(C) 2025 Alex Diaz-Granados

Hope in the Inbox: A Narrator’s Chain of Joy

This morning, I woke up to a chain of messages from Brandon Padilla, the narrator of Reunion: A Story. He’d just recorded another 25 minutes, declared Chapter 5 his favorite, and shared plans to feature the audiobook as his debut listing on his website. He even asked what made his audition stand out.
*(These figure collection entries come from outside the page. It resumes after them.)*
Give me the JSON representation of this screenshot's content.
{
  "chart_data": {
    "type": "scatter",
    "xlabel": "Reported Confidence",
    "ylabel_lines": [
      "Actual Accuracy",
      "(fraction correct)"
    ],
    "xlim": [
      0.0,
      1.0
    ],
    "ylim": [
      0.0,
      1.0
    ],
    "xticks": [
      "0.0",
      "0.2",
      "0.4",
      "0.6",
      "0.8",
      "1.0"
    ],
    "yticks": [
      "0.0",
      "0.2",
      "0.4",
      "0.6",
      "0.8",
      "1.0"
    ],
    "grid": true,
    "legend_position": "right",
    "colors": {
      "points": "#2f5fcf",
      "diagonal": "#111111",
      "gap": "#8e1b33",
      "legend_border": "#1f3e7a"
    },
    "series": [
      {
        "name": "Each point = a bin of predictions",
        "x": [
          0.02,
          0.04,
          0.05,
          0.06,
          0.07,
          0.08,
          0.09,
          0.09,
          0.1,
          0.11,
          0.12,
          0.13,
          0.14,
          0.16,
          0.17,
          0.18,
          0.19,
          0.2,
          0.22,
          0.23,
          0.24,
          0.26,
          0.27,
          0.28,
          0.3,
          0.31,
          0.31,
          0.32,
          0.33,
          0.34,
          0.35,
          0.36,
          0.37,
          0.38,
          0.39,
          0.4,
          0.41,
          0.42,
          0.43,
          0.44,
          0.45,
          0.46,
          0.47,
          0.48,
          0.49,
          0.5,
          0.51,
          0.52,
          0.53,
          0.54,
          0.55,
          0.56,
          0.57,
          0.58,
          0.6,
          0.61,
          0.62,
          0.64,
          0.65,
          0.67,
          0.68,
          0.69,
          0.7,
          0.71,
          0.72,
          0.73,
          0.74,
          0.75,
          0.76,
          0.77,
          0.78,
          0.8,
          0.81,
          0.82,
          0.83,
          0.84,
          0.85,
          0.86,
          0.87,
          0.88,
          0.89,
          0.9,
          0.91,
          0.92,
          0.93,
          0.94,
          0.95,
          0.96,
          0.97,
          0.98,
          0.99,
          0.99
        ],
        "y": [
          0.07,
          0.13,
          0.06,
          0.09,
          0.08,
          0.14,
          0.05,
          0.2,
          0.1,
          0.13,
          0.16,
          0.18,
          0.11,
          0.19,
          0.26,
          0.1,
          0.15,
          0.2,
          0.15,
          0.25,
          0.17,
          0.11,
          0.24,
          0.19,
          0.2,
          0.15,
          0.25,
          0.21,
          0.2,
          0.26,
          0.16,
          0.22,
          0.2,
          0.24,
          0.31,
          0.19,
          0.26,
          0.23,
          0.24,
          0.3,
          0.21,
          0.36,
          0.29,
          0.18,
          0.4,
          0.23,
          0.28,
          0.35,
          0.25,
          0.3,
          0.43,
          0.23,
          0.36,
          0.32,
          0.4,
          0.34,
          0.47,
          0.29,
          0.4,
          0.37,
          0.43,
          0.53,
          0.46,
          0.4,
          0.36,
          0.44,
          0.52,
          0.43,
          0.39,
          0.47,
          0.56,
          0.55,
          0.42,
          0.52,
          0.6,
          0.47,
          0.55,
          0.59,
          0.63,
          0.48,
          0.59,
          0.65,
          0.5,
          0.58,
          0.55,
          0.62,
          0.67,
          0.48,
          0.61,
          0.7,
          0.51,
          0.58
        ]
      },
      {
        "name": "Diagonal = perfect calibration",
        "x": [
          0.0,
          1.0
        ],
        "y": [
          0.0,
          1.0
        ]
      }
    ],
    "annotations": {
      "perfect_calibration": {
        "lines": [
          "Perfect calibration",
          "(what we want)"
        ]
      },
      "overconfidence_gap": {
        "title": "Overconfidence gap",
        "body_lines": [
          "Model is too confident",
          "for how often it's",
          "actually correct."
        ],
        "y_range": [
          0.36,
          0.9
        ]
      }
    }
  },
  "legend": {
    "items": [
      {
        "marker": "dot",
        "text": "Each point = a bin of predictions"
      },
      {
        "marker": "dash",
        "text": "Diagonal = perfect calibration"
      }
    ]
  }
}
The answer is simple: he did. Not just with his voice, but with his presence. While one other narrator gave a technically excellent reading (and was cast for Comings and Goings), Brandon sent a note that expressed interest with enthusiasm. That kind of emotional investment is rare—and essential for a story like Reunion, which is built on memory, quiet rituals, and the longing to be seen.

Marty
Marty

His favorite chapter, “The Dream,” is one of the novella’s emotional anchors. It begins with Jimmy falling asleep in the school library and drifting into a dream where memory and longing blur into something tender and surreal. He finds himself back in his old English classroom, reading Macbeth, when Martina Reynaud—the most beautiful girl in the Class of ’83—walks in. What follows is a slow dance of vulnerability, set to the imagined strains of a 1940s ballroom band.

The chapter includes a whispered invitation: “Don’t say a word. Let’s just dance, okay?” That line, written in October 1998 while Nat King Cole’s “Mona Lisa” played on the radio, still carries the emotional cadence of that moment. It’s a line about presence, not performance. About communion, not climax.

Brandon’s enthusiasm gives me hope. Not just that the audiobook will resonate, but that the novella itself carries the emotional weight it was meant to. His messages are a mirror, reflecting the story’s heart back to me. And maybe, to you.